Luna and her family aren’t alone. More and more asylum seekers from Guatemala, El Salvador and Honduras — the Northern Triangle — are looking away from the U.S. and heading south instead. The development has unfolded over the past two to three years, spurred by a deteriorating security situation in the Triangle, says David James Cantor, director of the Refugee Law Initiative at the University of London. Since 2013, asylum requests through the agency have doubled. In 2015, more than 700 Northern Triangle migrants requested asylum in Nicaragua, Costa Rica and Panama through the United Nations High Commissioner for Refugees, a small number in comparison to the 40,000 asylum requests the U.S. received from these countries in 2014. But the Northern Triangle stats are probably much higher — UNHCR statistics don’t account for people such as Luna, who is undocumented, and her husband, who gained legal status through a family member with Costa Rican citizenship.

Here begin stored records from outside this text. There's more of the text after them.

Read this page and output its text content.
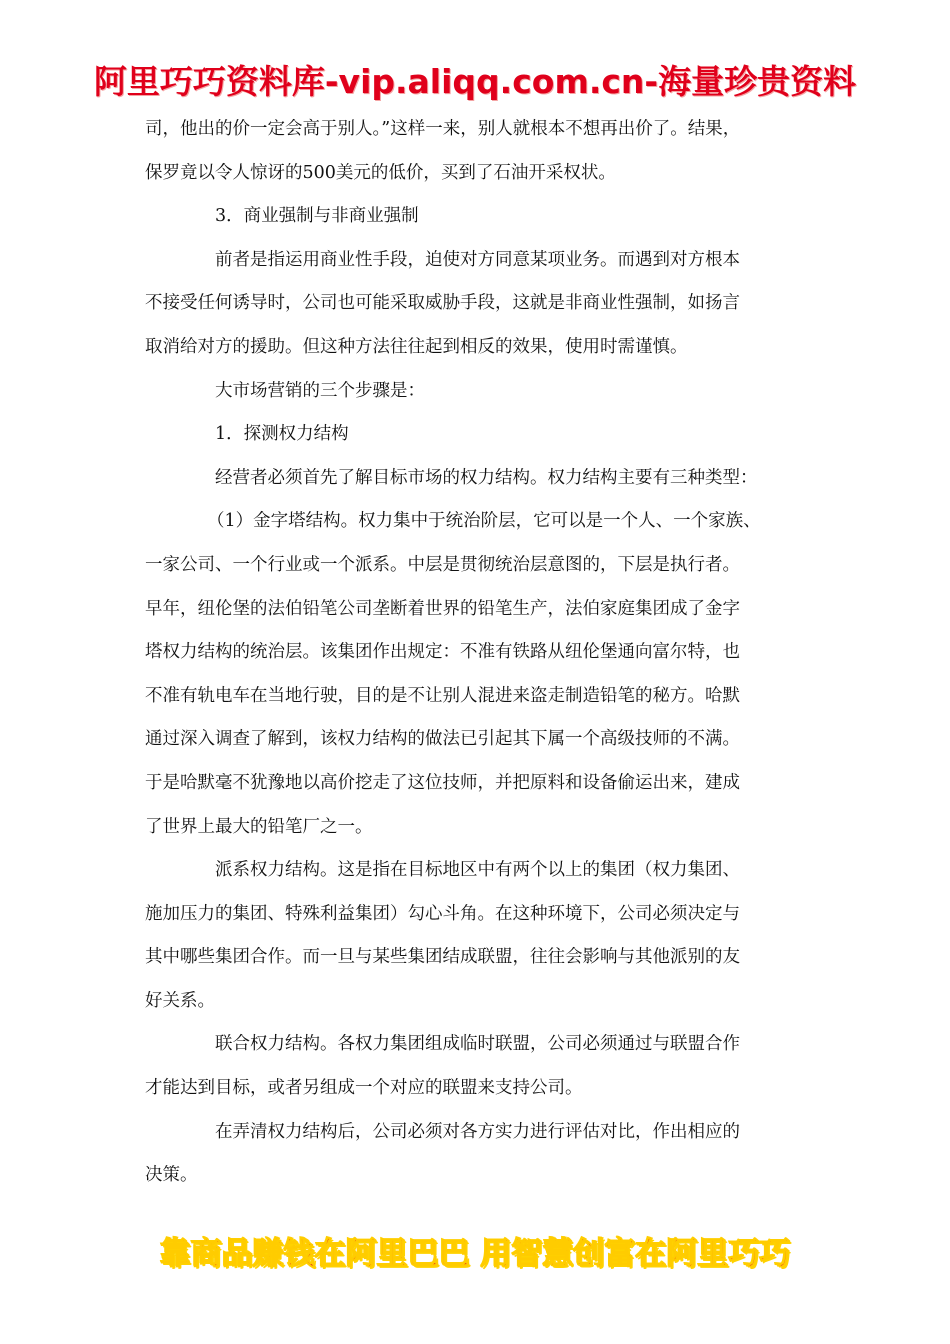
阿里巧巧资料库-vip.aliqq.com.cn-海量珍贵资料

司，他出的价一定会高于别人。”这样一来，别人就根本不想再出价了。结果，

保罗竟以令人惊讶的500美元的低价，买到了石油开采权状。

3．商业强制与非商业强制

前者是指运用商业性手段，迫使对方同意某项业务。而遇到对方根本

不接受任何诱导时，公司也可能采取威胁手段，这就是非商业性强制，如扬言

取消给对方的援助。但这种方法往往起到相反的效果，使用时需谨慎。

大市场营销的三个步骤是：

1．探测权力结构

经营者必须首先了解目标市场的权力结构。权力结构主要有三种类型：

（1）金字塔结构。权力集中于统治阶层，它可以是一个人、一个家族、

一家公司、一个行业或一个派系。中层是贯彻统治层意图的，下层是执行者。

早年，纽伦堡的法伯铅笔公司垄断着世界的铅笔生产，法伯家庭集团成了金字

塔权力结构的统治层。该集团作出规定：不准有铁路从纽伦堡通向富尔特，也

不准有轨电车在当地行驶，目的是不让别人混进来盗走制造铅笔的秘方。哈默

通过深入调查了解到，该权力结构的做法已引起其下属一个高级技师的不满。

于是哈默毫不犹豫地以高价挖走了这位技师，并把原料和设备偷运出来，建成

了世界上最大的铅笔厂之一。

派系权力结构。这是指在目标地区中有两个以上的集团（权力集团、

施加压力的集团、特殊利益集团）勾心斗角。在这种环境下，公司必须决定与

其中哪些集团合作。而一旦与某些集团结成联盟，往往会影响与其他派别的友

好关系。

联合权力结构。各权力集团组成临时联盟，公司必须通过与联盟合作

才能达到目标，或者另组成一个对应的联盟来支持公司。

在弄清权力结构后，公司必须对各方实力进行评估对比，作出相应的

决策。

靠商品赚钱在阿里巴巴 用智慧创富在阿里巧巧
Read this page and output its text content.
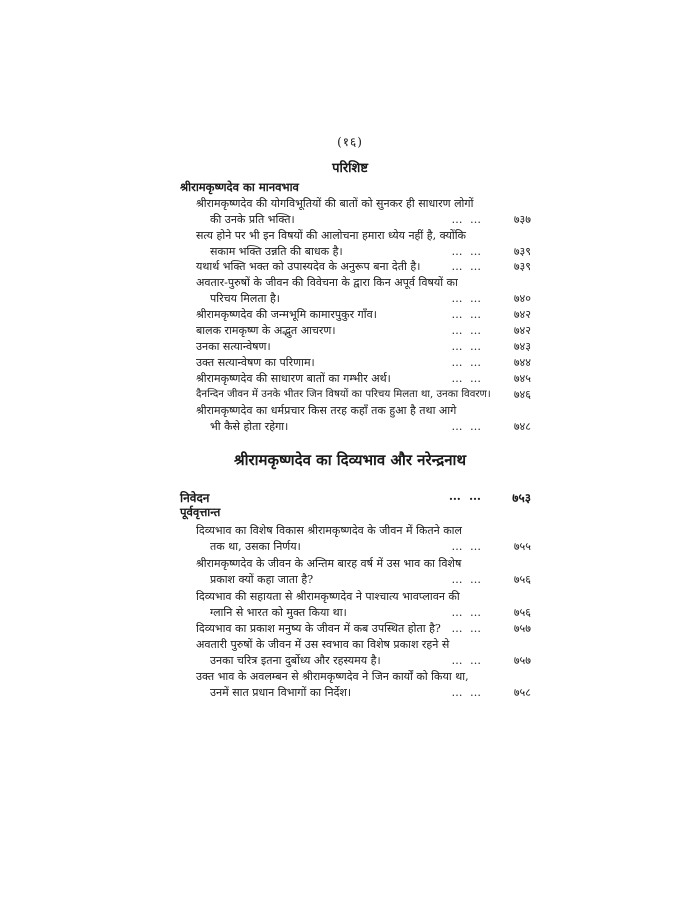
(१६)
परिशिष्ट
श्रीरामकृष्णदेव का मानवभाव
श्रीरामकृष्णदेव की योगविभूतियों की बातों को सुनकर ही साधारण लोगों
की उनके प्रति भक्ति।	… …	७३७
सत्य होने पर भी इन विषयों की आलोचना हमारा ध्येय नहीं है, क्योंकि
सकाम भक्ति उन्नति की बाधक है।	… …	७३९
यथार्थ भक्ति भक्त को उपास्यदेव के अनुरूप बना देती है।	… …	७३९
अवतार-पुरुषों के जीवन की विवेचना के द्वारा किन अपूर्व विषयों का
परिचय मिलता है।	… …	७४०
श्रीरामकृष्णदेव की जन्मभूमि कामारपुकुर गाँव।	… …	७४२
बालक रामकृष्ण के अद्भुत आचरण।	… …	७४२
उनका सत्यान्वेषण।	… …	७४३
उक्त सत्यान्वेषण का परिणाम।	… …	७४४
श्रीरामकृष्णदेव की साधारण बातों का गम्भीर अर्थ।	… …	७४५
दैनन्दिन जीवन में उनके भीतर जिन विषयों का परिचय मिलता था, उनका विवरण।	७४६
श्रीरामकृष्णदेव का धर्मप्रचार किस तरह कहाँ तक हुआ है तथा आगे
भी कैसे होता रहेगा।	… …	७४८
श्रीरामकृष्णदेव का दिव्यभाव और नरेन्द्रनाथ
निवेदन	… … ७५३
पूर्ववृत्तान्त
दिव्यभाव का विशेष विकास श्रीरामकृष्णदेव के जीवन में कितने काल
तक था, उसका निर्णय।	… …	७५५
श्रीरामकृष्णदेव के जीवन के अन्तिम बारह वर्ष में उस भाव का विशेष
प्रकाश क्यों कहा जाता है?	… …	७५६
दिव्यभाव की सहायता से श्रीरामकृष्णदेव ने पाश्चात्य भावप्लावन की
ग्लानि से भारत को मुक्त किया था।	… …	७५६
दिव्यभाव का प्रकाश मनुष्य के जीवन में कब उपस्थित होता है? … …	७५७
अवतारी पुरुषों के जीवन में उस स्वभाव का विशेष प्रकाश रहने से
उनका चरित्र इतना दुर्बोध्य और रहस्यमय है।	… …	७५७
उक्त भाव के अवलम्बन से श्रीरामकृष्णदेव ने जिन कार्यों को किया था,
उनमें सात प्रधान विभागों का निर्देश।	… …	७५८
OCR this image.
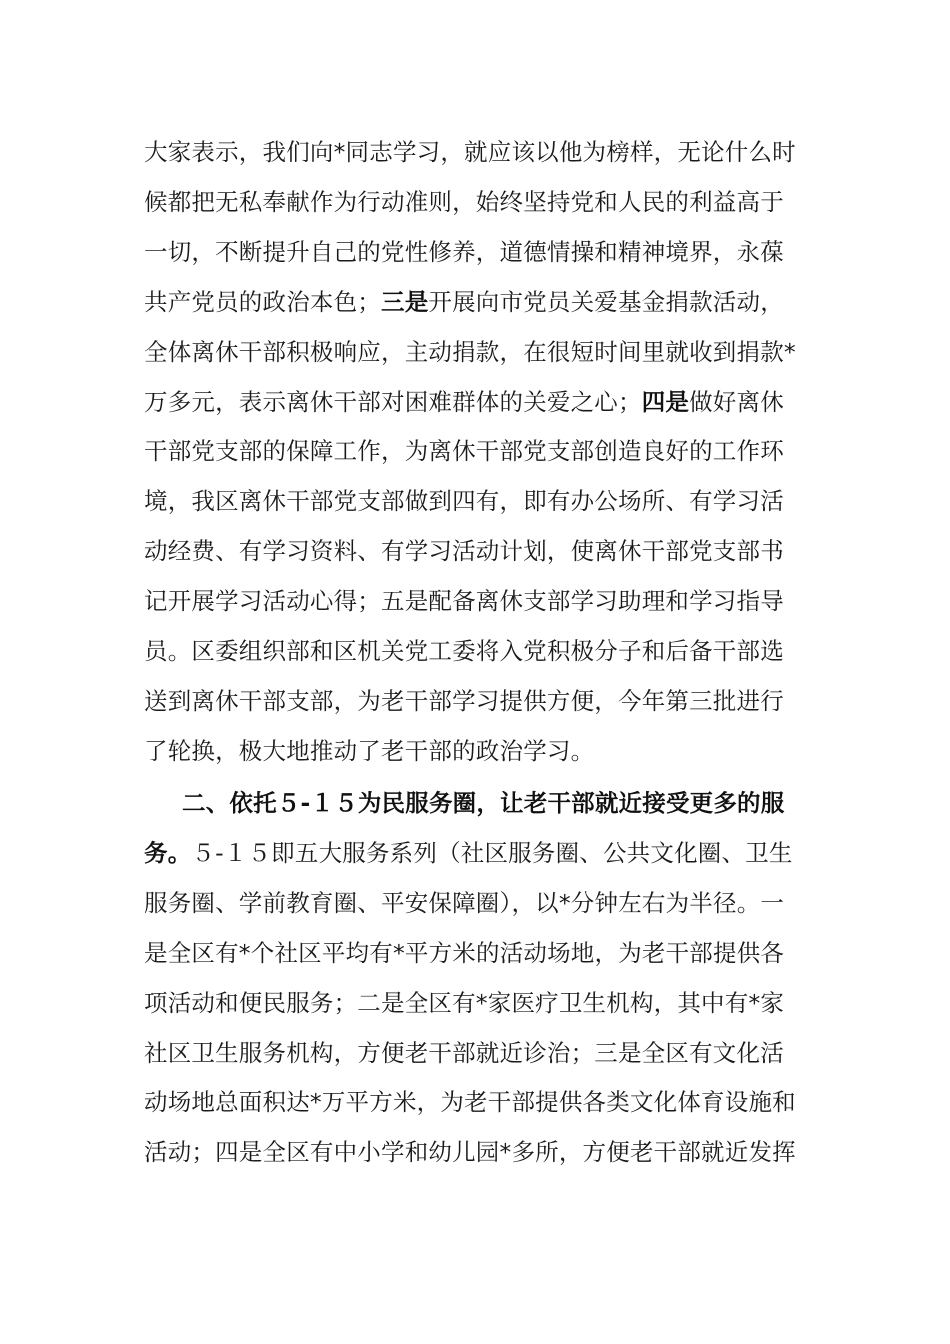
大家表示，我们向*同志学习，就应该以他为榜样，无论什么时
候都把无私奉献作为行动准则，始终坚持党和人民的利益高于
一切，不断提升自己的党性修养，道德情操和精神境界，永葆
共产党员的政治本色；三是开展向市党员关爱基金捐款活动，
全体离休干部积极响应，主动捐款，在很短时间里就收到捐款*
万多元，表示离休干部对困难群体的关爱之心；四是做好离休
干部党支部的保障工作，为离休干部党支部创造良好的工作环
境，我区离休干部党支部做到四有，即有办公场所、有学习活
动经费、有学习资料、有学习活动计划，使离休干部党支部书
记开展学习活动心得；五是配备离休支部学习助理和学习指导
员。区委组织部和区机关党工委将入党积极分子和后备干部选
送到离休干部支部，为老干部学习提供方便，今年第三批进行
了轮换，极大地推动了老干部的政治学习。
二、依托５-１５为民服务圈，让老干部就近接受更多的服
务。５-１５即五大服务系列（社区服务圈、公共文化圈、卫生
服务圈、学前教育圈、平安保障圈），以*分钟左右为半径。一
是全区有*个社区平均有*平方米的活动场地，为老干部提供各
项活动和便民服务；二是全区有*家医疗卫生机构，其中有*家
社区卫生服务机构，方便老干部就近诊治；三是全区有文化活
动场地总面积达*万平方米，为老干部提供各类文化体育设施和
活动；四是全区有中小学和幼儿园*多所，方便老干部就近发挥
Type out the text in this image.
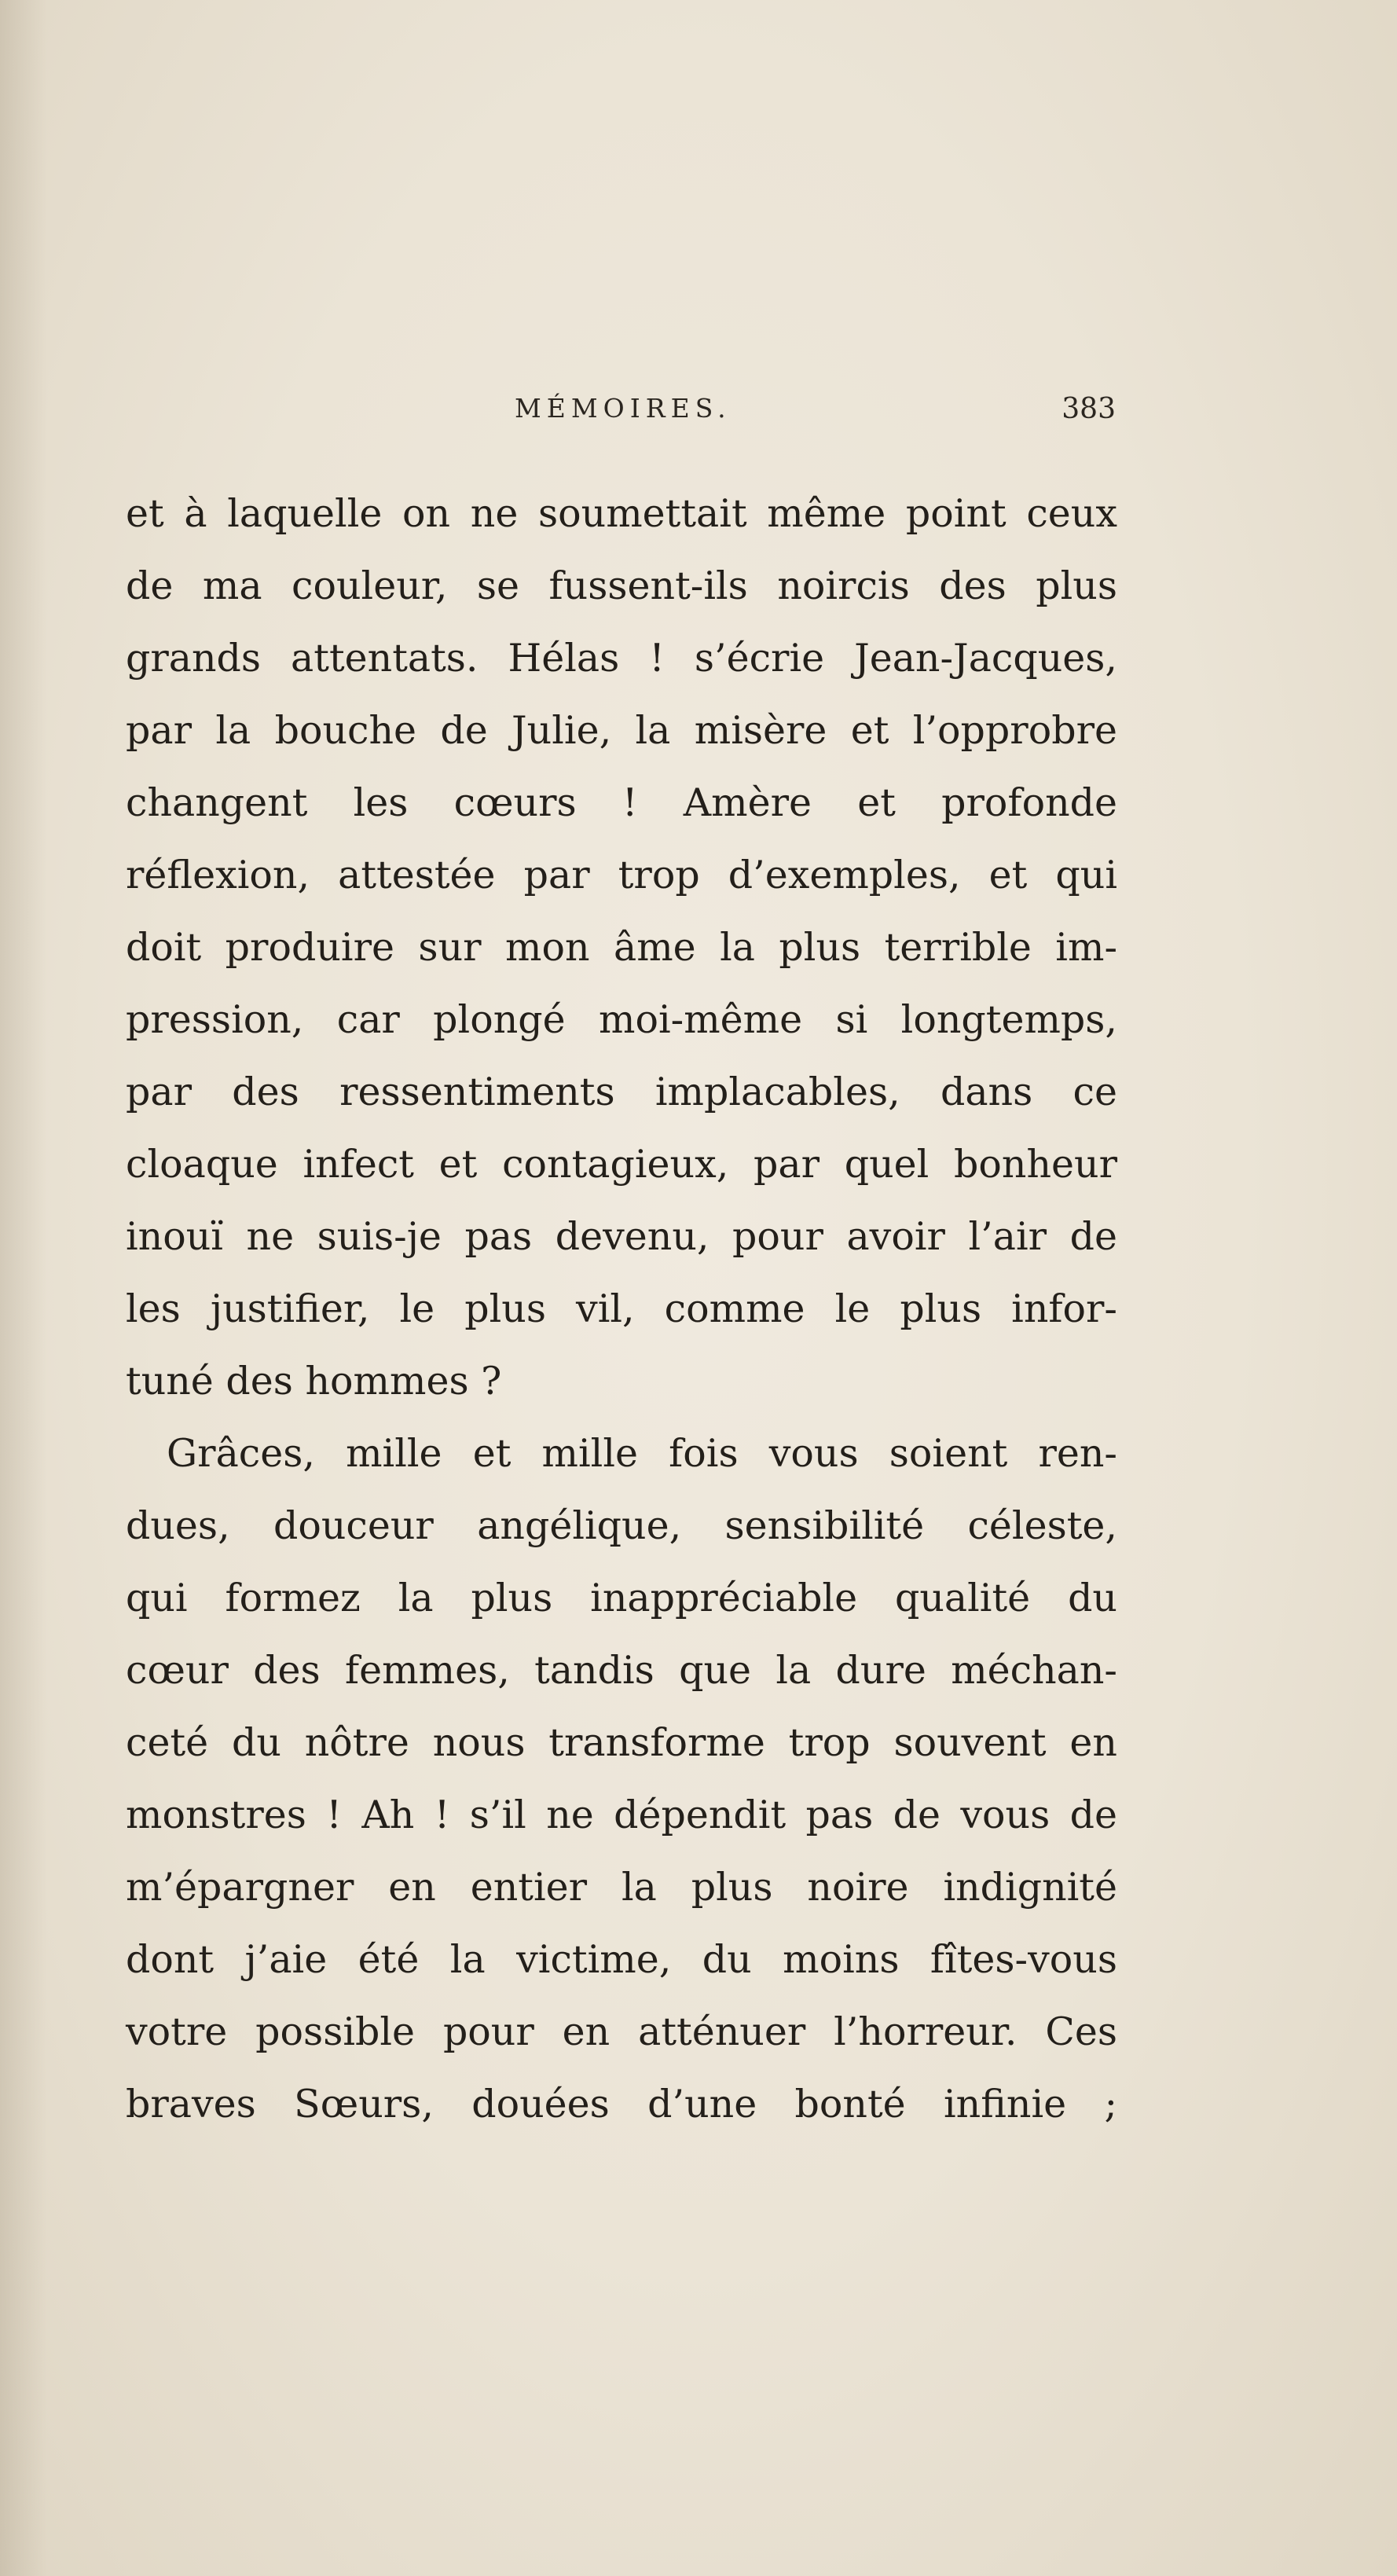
MÉMOIRES.	383
et à laquelle on ne soumettait même point ceux
de ma couleur, se fussent-ils noircis des plus
grands attentats. Hélas ! s’écrie Jean-Jacques,
par la bouche de Julie, la misère et l’opprobre
changent les cœurs ! Amère et profonde
réflexion, attestée par trop d’exemples, et qui
doit produire sur mon âme la plus terrible im-
pression, car plongé moi-même si longtemps,
par des ressentiments implacables, dans ce
cloaque infect et contagieux, par quel bonheur
inouï ne suis-je pas devenu, pour avoir l’air de
les justifier, le plus vil, comme le plus infor-
tuné des hommes ?
Grâces, mille et mille fois vous soient ren-
dues, douceur angélique, sensibilité céleste,
qui formez la plus inappréciable qualité du
cœur des femmes, tandis que la dure méchan-
ceté du nôtre nous transforme trop souvent en
monstres ! Ah ! s’il ne dépendit pas de vous de
m’épargner en entier la plus noire indignité
dont j’aie été la victime, du moins fîtes-vous
votre possible pour en atténuer l’horreur. Ces
braves Sœurs, douées d’une bonté infinie ;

Full-blown war zones aside, Guatemala, Honduras and El Salvador are three of the most violent countries in the world, with all credit due to street gangs, drug cartels and drugs, according to a report by InSight Crime. Gangs, as so many Americans have either seen on TV or actually lived through themselves, kill for wearing the wrong color, crossing imaginary territory lines or failing to make extortion payments. Violence in these parts, particularly in El Salvador, is intensifying. August 2015 was the deadliest month for the country since the end of a bloody civil war in 1992. And these problems show no sign of going away, “so the people want to leave,” says Hector Monterroso, an Episcopalian bishop from Guatemala who works with migrants in Costa Rica. “They are going to go to the closest place where there is another possibility.”

Guatemala, Honduras and El Salvador are three of the most violent countries in the world, with all credit due to street gangs, drug cartels and drugs Armando de Paz, a lawyer for human-rights group Cristosal, which works with internal refugees in El Salvador, agrees. He points to people who don’t have the resources or opportunity to go to the U.S., “or they see that it’s very difficult, or they already tried and failed.” So, he says, they migrate to Nicaragua, Panama or Costa Rica, “because it’s easier to get there.”

There are nearly 60 million refugees and internally displaced people worldwide. Many flee armed conflicts or repressive regimes, such as the much publicized civil war in Syria. The Northern Triangle, on the other hand, has experienced a distinct type of pervasive social violence, which can be just as deadly as traditional conflicts, according to Cantor. And it’s different from other parts of Central America, which do not experience the same level of violence caused by organized crime. Costa Rica and Panama have accepted Colombian refugees for decades and thus have more institutional capacity to address asylum claims. However, in the long term, the delegation wants to improve security and the social conditions that lead to migration from the Northern Triangle.

Monterroso recently attended a conference in San Salvador where Central American religious and human-rights leaders and ombudsmen met to discuss solutions to propel the region toward an effective long-term remedy. Just a few blocks from their meeting place stands a statue of Archbishop Oscar Romero, a martyr who fought for social justice in El Salvador until his assassination in 1980. The religious community has led Central America in political activism as far back as the Sanctuary Movement of the 1980s, when churches offered refuge to citizens fleeing brutal civil wars. And while much of the Western world, at least on a governmental level, has distanced itself dramatically from religion, here it might be — pardon the pun — salvation. The countries that receive migrants will eventually reach a point where they can’t receive any more, says Monterroso, “so it’s important that we all learn from each other and collaborate.”

To be sure, the trend of refugees here avoiding the U.S. is still small in terms of numbers. The majority of the Northern Triangle’s migrants continue to make the perilous journey to the U.S., where about 1 in 5 Salvadorans, 1 in 15 Guatemalans and 1 in 15 Hondurans reside.

Meanwhile, Luna plans on setting down roots in Costa Rica despite her status as an undocumented immigrant. She recommends Salvadorans consider migrating to other Central American nations. “You can enter without a visa and it’s much cheaper,” Luna says. “Come here instead of the U.S.”